描述
Given an array of integers, return indices of the two numbers such that they add up to a specific target.
You may assume that each input would have exactly one solution, and you may not use the same element twice.
Example:
Given nums = [2, 7, 11, 15], target = 9,
Because nums[0] + nums[1] = 2 + 7 = 9,
return [0, 1].思路
先使用for循环确定当前数字,再嵌套一个for循环匹配第二个数字,一旦满足要求,就进行返回。
class Solution {
public int[] twoSum(int[] nums, int target) {
int[] out = new int[2];
for(int i =0;i<nums.length;i++){
boolean flag = false;
for(int j =i+1;j<nums.length;j++){
if(nums[i] + nums[j] == target){
out[0] = i;
out[1] = j;
flag = true;
break;
}
}
if(flag){
break;
}
}
return out;
}
}可以暴力AC,但是时间复杂度和空间复杂度都不是很好。
Runtime: 59 ms, faster than 18.99% of Java online submissions for Two Sum.

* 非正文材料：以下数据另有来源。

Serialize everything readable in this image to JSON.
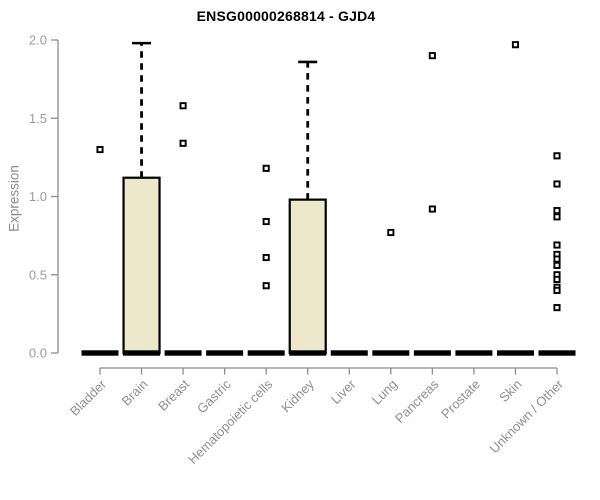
{
  "chart_data": {
    "type": "boxplot",
    "title": "ENSG00000268814 - GJD4",
    "ylabel": "Expression",
    "xlabel": "",
    "ylim": [
      0,
      2
    ],
    "ytick_labels": [
      "0.0",
      "0.5",
      "1.0",
      "1.5",
      "2.0"
    ],
    "grid": false,
    "legend": "none",
    "colors": {
      "box_fill": "#EDE7CB",
      "box_stroke": "#000000",
      "median": "#000000",
      "outlier_stroke": "#000000",
      "outlier_fill": "#FFFFFF",
      "axis_line": "#8C8C8C",
      "tick_label": "#9B9B9B",
      "category_label": "#8F8F8F",
      "title": "#000000"
    },
    "categories": [
      "Bladder",
      "Brain",
      "Breast",
      "Gastric",
      "Hematopoietic cells",
      "Kidney",
      "Liver",
      "Lung",
      "Pancreas",
      "Prostate",
      "Skin",
      "Unknown / Other"
    ],
    "series": [
      {
        "name": "Bladder",
        "q1": 0,
        "median": 0,
        "q3": 0,
        "whisker_low": 0,
        "whisker_high": 0,
        "outliers": [
          1.3
        ]
      },
      {
        "name": "Brain",
        "q1": 0,
        "median": 0,
        "q3": 1.12,
        "whisker_low": 0,
        "whisker_high": 1.98,
        "outliers": []
      },
      {
        "name": "Breast",
        "q1": 0,
        "median": 0,
        "q3": 0,
        "whisker_low": 0,
        "whisker_high": 0,
        "outliers": [
          1.58,
          1.34
        ]
      },
      {
        "name": "Gastric",
        "q1": 0,
        "median": 0,
        "q3": 0,
        "whisker_low": 0,
        "whisker_high": 0,
        "outliers": []
      },
      {
        "name": "Hematopoietic cells",
        "q1": 0,
        "median": 0,
        "q3": 0,
        "whisker_low": 0,
        "whisker_high": 0,
        "outliers": [
          1.18,
          0.84,
          0.61,
          0.43
        ]
      },
      {
        "name": "Kidney",
        "q1": 0,
        "median": 0,
        "q3": 0.98,
        "whisker_low": 0,
        "whisker_high": 1.86,
        "outliers": []
      },
      {
        "name": "Liver",
        "q1": 0,
        "median": 0,
        "q3": 0,
        "whisker_low": 0,
        "whisker_high": 0,
        "outliers": []
      },
      {
        "name": "Lung",
        "q1": 0,
        "median": 0,
        "q3": 0,
        "whisker_low": 0,
        "whisker_high": 0,
        "outliers": [
          0.77
        ]
      },
      {
        "name": "Pancreas",
        "q1": 0,
        "median": 0,
        "q3": 0,
        "whisker_low": 0,
        "whisker_high": 0,
        "outliers": [
          1.9,
          0.92
        ]
      },
      {
        "name": "Prostate",
        "q1": 0,
        "median": 0,
        "q3": 0,
        "whisker_low": 0,
        "whisker_high": 0,
        "outliers": []
      },
      {
        "name": "Skin",
        "q1": 0,
        "median": 0,
        "q3": 0,
        "whisker_low": 0,
        "whisker_high": 0,
        "outliers": [
          1.97
        ]
      },
      {
        "name": "Unknown / Other",
        "q1": 0,
        "median": 0,
        "q3": 0,
        "whisker_low": 0,
        "whisker_high": 0,
        "outliers": [
          1.26,
          1.08,
          0.91,
          0.87,
          0.69,
          0.63,
          0.6,
          0.56,
          0.5,
          0.47,
          0.42,
          0.4,
          0.29
        ]
      }
    ]
  }
}
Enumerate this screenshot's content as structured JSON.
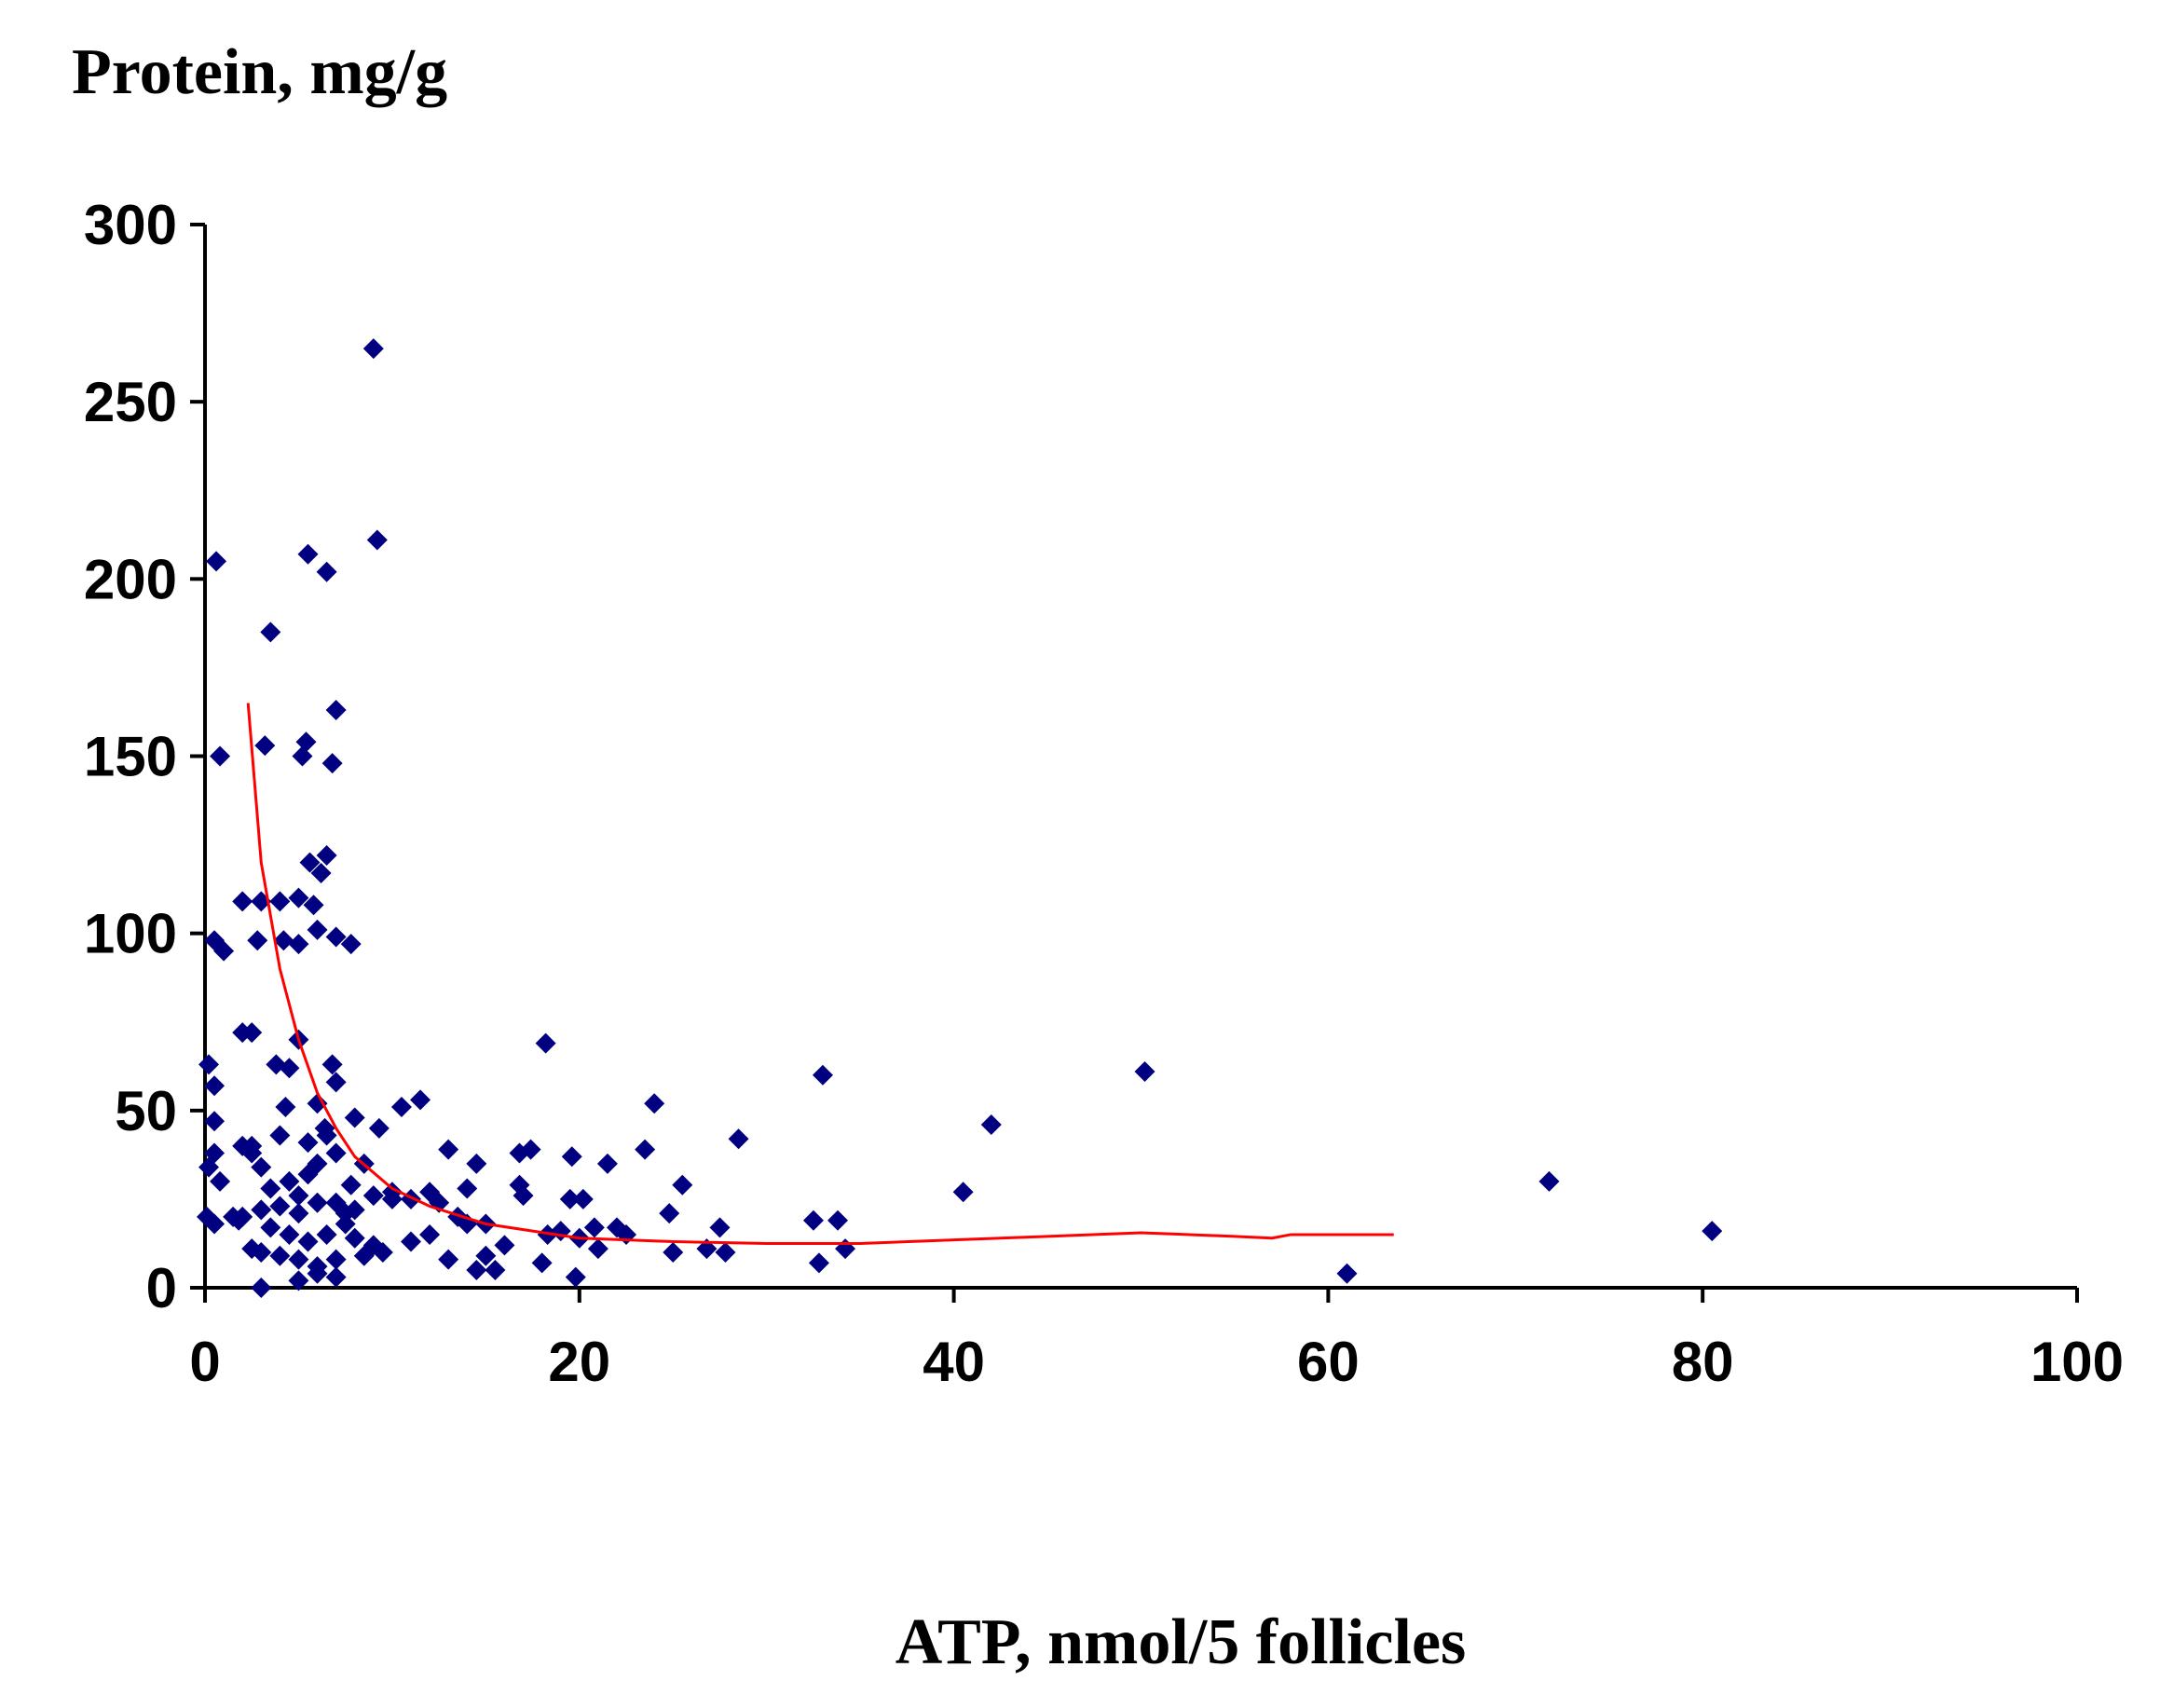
{
  "chart_data": {
    "type": "scatter",
    "y_label": "Protein, mg/g",
    "x_label": "ATP, nmol/5 follicles",
    "xlim": [
      0,
      100
    ],
    "xticks": [
      0,
      20,
      40,
      60,
      80,
      100
    ],
    "ylim": [
      0,
      300
    ],
    "yticks": [
      0,
      50,
      100,
      150,
      200,
      250,
      300
    ],
    "grid": false,
    "series": [
      {
        "color": "#000080",
        "x": [
          0.6,
          9,
          9.2,
          5.5,
          6.5,
          3.5,
          7,
          0.8,
          3.2,
          5.2,
          5.4,
          6.8,
          5.6,
          6.5,
          6.2,
          5,
          5.8,
          2,
          3,
          4,
          6,
          0.5,
          1,
          2.8,
          4.2,
          5,
          7,
          7.8,
          2,
          2.5,
          5,
          3.8,
          4.5,
          6.8,
          0.2,
          0.5,
          7,
          18.2,
          33,
          50.2,
          24,
          11.5,
          10.5,
          4.3,
          6,
          0.5,
          8,
          42,
          28.5,
          2,
          2.5,
          13,
          16.8,
          17.4,
          19.6,
          21.5,
          23.5,
          14.5,
          9.3,
          0.5,
          0.2,
          0.8,
          3,
          6.4,
          7,
          5.5,
          4.5,
          25.5,
          40.5,
          71.8,
          16.8,
          17,
          19.5,
          20.2,
          12,
          12.5,
          14,
          13.5,
          11,
          10,
          9,
          8,
          7.5,
          7,
          6,
          5,
          4,
          3,
          2,
          1.5,
          0.1,
          0.5,
          1.8,
          3.5,
          4.5,
          5.5,
          6.5,
          7.5,
          8,
          9,
          9.5,
          8.5,
          7,
          6,
          5,
          4,
          3,
          2.5,
          3,
          5,
          6,
          7,
          11,
          12,
          13,
          14.5,
          15,
          15.5,
          16,
          14,
          15,
          18,
          18.3,
          19,
          20,
          20.8,
          21,
          22,
          22.5,
          24.8,
          25,
          26.8,
          27.5,
          27.8,
          32.5,
          33.8,
          34.2,
          32.8,
          19.8,
          61,
          80.5,
          10,
          7.8,
          8.5,
          4,
          5.5,
          6.5,
          6,
          5,
          3.5,
          2.5
        ],
        "values": [
          205,
          265,
          211,
          207,
          202,
          185,
          163,
          150,
          153,
          150,
          154,
          148,
          120,
          122,
          117,
          110,
          108,
          109,
          109,
          109,
          101,
          98,
          95,
          98,
          98,
          97,
          99,
          97,
          72,
          72,
          70,
          63,
          62,
          63,
          63,
          57,
          58,
          69,
          60,
          61,
          52,
          53,
          51,
          51,
          52,
          47,
          48,
          46,
          42,
          40,
          38,
          39,
          38,
          39,
          37,
          35,
          39,
          35,
          45,
          38,
          34,
          30,
          34,
          45,
          38,
          32,
          30,
          29,
          27,
          30,
          29,
          26,
          25,
          25,
          27,
          24,
          28,
          20,
          25,
          27,
          26,
          22,
          21,
          24,
          24,
          21,
          23,
          22,
          20,
          20,
          20,
          18,
          19,
          17,
          15,
          13,
          15,
          18,
          14,
          12,
          10,
          9,
          8,
          6,
          8,
          9,
          10,
          11,
          0,
          2,
          4,
          3,
          13,
          15,
          8,
          5,
          9,
          5,
          12,
          18,
          18,
          7,
          15,
          16,
          14,
          17,
          11,
          17,
          15,
          21,
          10,
          11,
          17,
          10,
          19,
          19,
          11,
          7,
          3,
          4,
          16,
          25,
          29,
          35,
          43,
          41,
          43,
          35,
          26,
          28,
          40
        ]
      },
      {
        "type": "line",
        "color": "#ff0000",
        "x": [
          2.3,
          3,
          4,
          5,
          6,
          7,
          8,
          10,
          12,
          15,
          20,
          25,
          30,
          35,
          40,
          45,
          50,
          55,
          57,
          58,
          63.5
        ],
        "values": [
          165,
          120,
          90,
          70,
          55,
          45,
          37,
          28,
          23,
          18,
          14,
          13,
          12.5,
          12.5,
          13.5,
          14.5,
          15.5,
          14.5,
          14,
          15,
          15
        ]
      }
    ]
  }
}
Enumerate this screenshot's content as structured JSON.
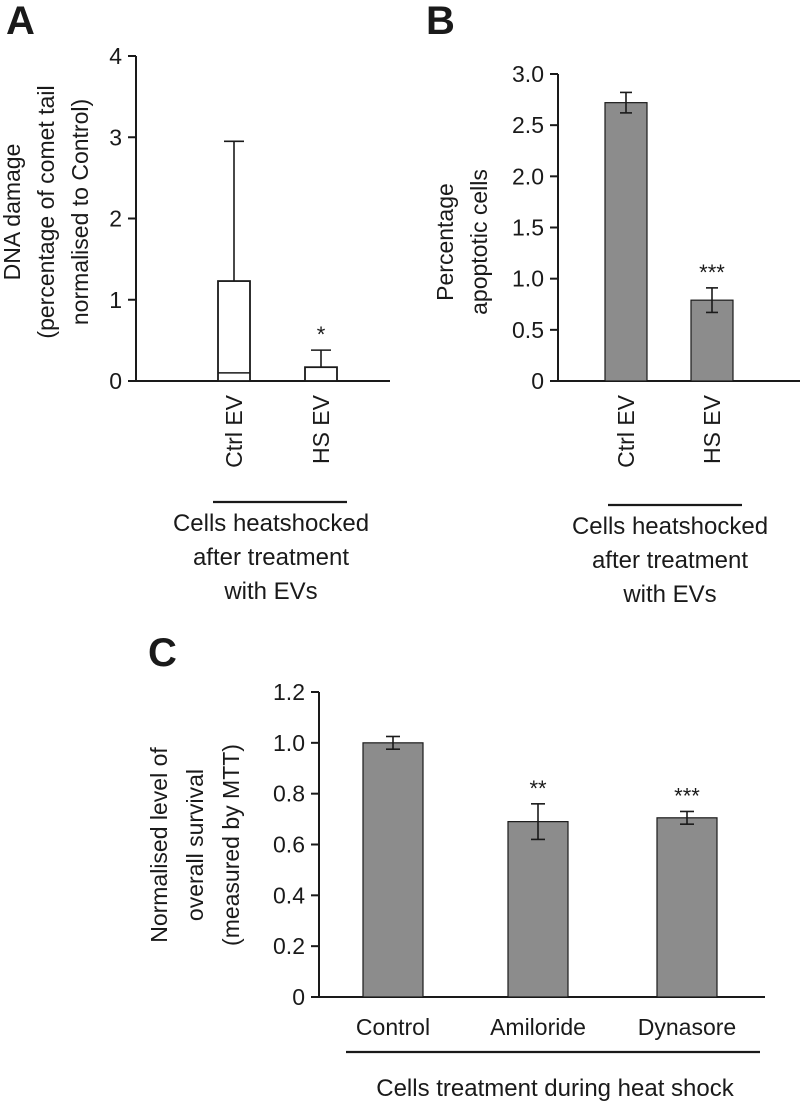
{
  "chart_data": [
    {
      "panel": "A",
      "type": "box",
      "ylabel": [
        "DNA damage",
        "(percentage of comet tail",
        "normalised to Control)"
      ],
      "ylim": [
        0,
        4
      ],
      "yticks": [
        "0",
        "1",
        "2",
        "3",
        "4"
      ],
      "categories": [
        "Ctrl EV",
        "HS EV"
      ],
      "boxes": [
        {
          "category": "Ctrl EV",
          "whisker_low": 0,
          "q1": 0,
          "median": 0.1,
          "q3": 1.23,
          "whisker_high": 2.95,
          "sig": ""
        },
        {
          "category": "HS EV",
          "whisker_low": 0,
          "q1": 0,
          "median": 0,
          "q3": 0.17,
          "whisker_high": 0.38,
          "sig": "*"
        }
      ],
      "group_label": [
        "Cells heatshocked",
        "after treatment",
        "with EVs"
      ]
    },
    {
      "panel": "B",
      "type": "bar",
      "ylabel": [
        "Percentage",
        "apoptotic cells"
      ],
      "ylim": [
        0,
        3.0
      ],
      "yticks": [
        "0",
        "0.5",
        "1.0",
        "1.5",
        "2.0",
        "2.5",
        "3.0"
      ],
      "categories": [
        "Ctrl EV",
        "HS EV"
      ],
      "values": [
        2.72,
        0.79
      ],
      "errors": [
        0.1,
        0.12
      ],
      "sig": [
        "",
        "***"
      ],
      "group_label": [
        "Cells heatshocked",
        "after treatment",
        "with EVs"
      ]
    },
    {
      "panel": "C",
      "type": "bar",
      "ylabel": [
        "Normalised level of",
        "overall survival",
        "(measured by MTT)"
      ],
      "ylim": [
        0,
        1.2
      ],
      "yticks": [
        "0",
        "0.2",
        "0.4",
        "0.6",
        "0.8",
        "1.0",
        "1.2"
      ],
      "categories": [
        "Control",
        "Amiloride",
        "Dynasore"
      ],
      "values": [
        1.0,
        0.69,
        0.705
      ],
      "errors": [
        0.025,
        0.07,
        0.025
      ],
      "sig": [
        "",
        "**",
        "***"
      ],
      "group_label": [
        "Cells treatment during heat shock"
      ]
    }
  ]
}
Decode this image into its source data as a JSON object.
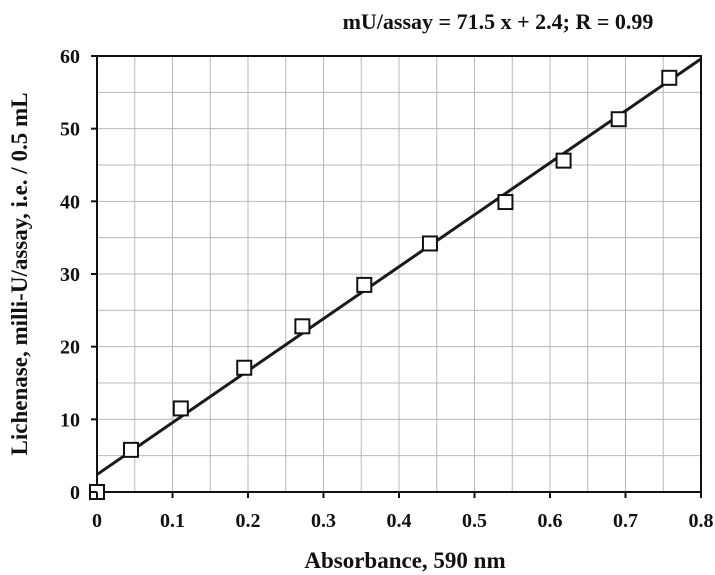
{
  "chart_data": {
    "type": "scatter",
    "equation": "mU/assay = 71.5 x + 2.4; R = 0.99",
    "xlabel": "Absorbance,  590 nm",
    "ylabel": "Lichenase,  milli-U/assay,  i.e. / 0.5 mL",
    "xlim": [
      0,
      0.8
    ],
    "ylim": [
      0,
      60
    ],
    "grid": true,
    "x_ticks": [
      0,
      0.1,
      0.2,
      0.3,
      0.4,
      0.5,
      0.6,
      0.7,
      0.8
    ],
    "x_tick_labels": [
      "0",
      "0.1",
      "0.2",
      "0.3",
      "0.4",
      "0.5",
      "0.6",
      "0.7",
      "0.8"
    ],
    "y_ticks": [
      0,
      10,
      20,
      30,
      40,
      50,
      60
    ],
    "y_tick_labels": [
      "0",
      "10",
      "20",
      "30",
      "40",
      "50",
      "60"
    ],
    "series": [
      {
        "marker": "square-open",
        "x": [
          0.0,
          0.045,
          0.111,
          0.195,
          0.272,
          0.354,
          0.441,
          0.541,
          0.618,
          0.691,
          0.758
        ],
        "y": [
          0.0,
          5.8,
          11.5,
          17.1,
          22.8,
          28.5,
          34.2,
          39.9,
          45.6,
          51.3,
          57.0
        ]
      }
    ],
    "fit_line": {
      "slope": 71.5,
      "intercept": 2.4,
      "x_range": [
        0,
        0.8
      ]
    },
    "colors": {
      "line": "#1a1a1a",
      "grid": "#b8b8b8",
      "axis": "#111111",
      "marker_fill": "#ffffff"
    }
  }
}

Memory Usage: 39.3 MB, less than 6.43% of Java online submissions for Two Sum.
优化
看到问题讨论区有使用map作为辅助查询工具的,可以大大提高数据检索速度。
public int[] twoSum(int[] numbers, int target) {
int[] result = new int[2];
Map<Integer, Integer> map = new HashMap<Integer, Integer>();
for (int i = 0; i < numbers.length; i++) {
if (map.containsKey(target - numbers[i])) {
result[1] = i;
result[0] = map.get(target - numbers[i]);
return result;
}
map.put(numbers[i], i);
}
return result;
}该算法的思路是:使用for循环进行遍历,当前数据为i所记录的位置,但是不同的是它进行前向查找,将当前数据和之前已经完成遍历的数据匹配。这样做的好处在于可以将已遍历过的数据加入map集合,方便进行比对、节约检索时间和回退时间,且不会出现二次匹配成功的问题。
Runtime: 1 ms, faster than 99.90% of Java online submissions for Two Sum.
Memory Usage: 42.4 MB, less than 5.65% of Java online submissions for Two Sum.
可以看到时间复杂度大幅提高,空间开支增加。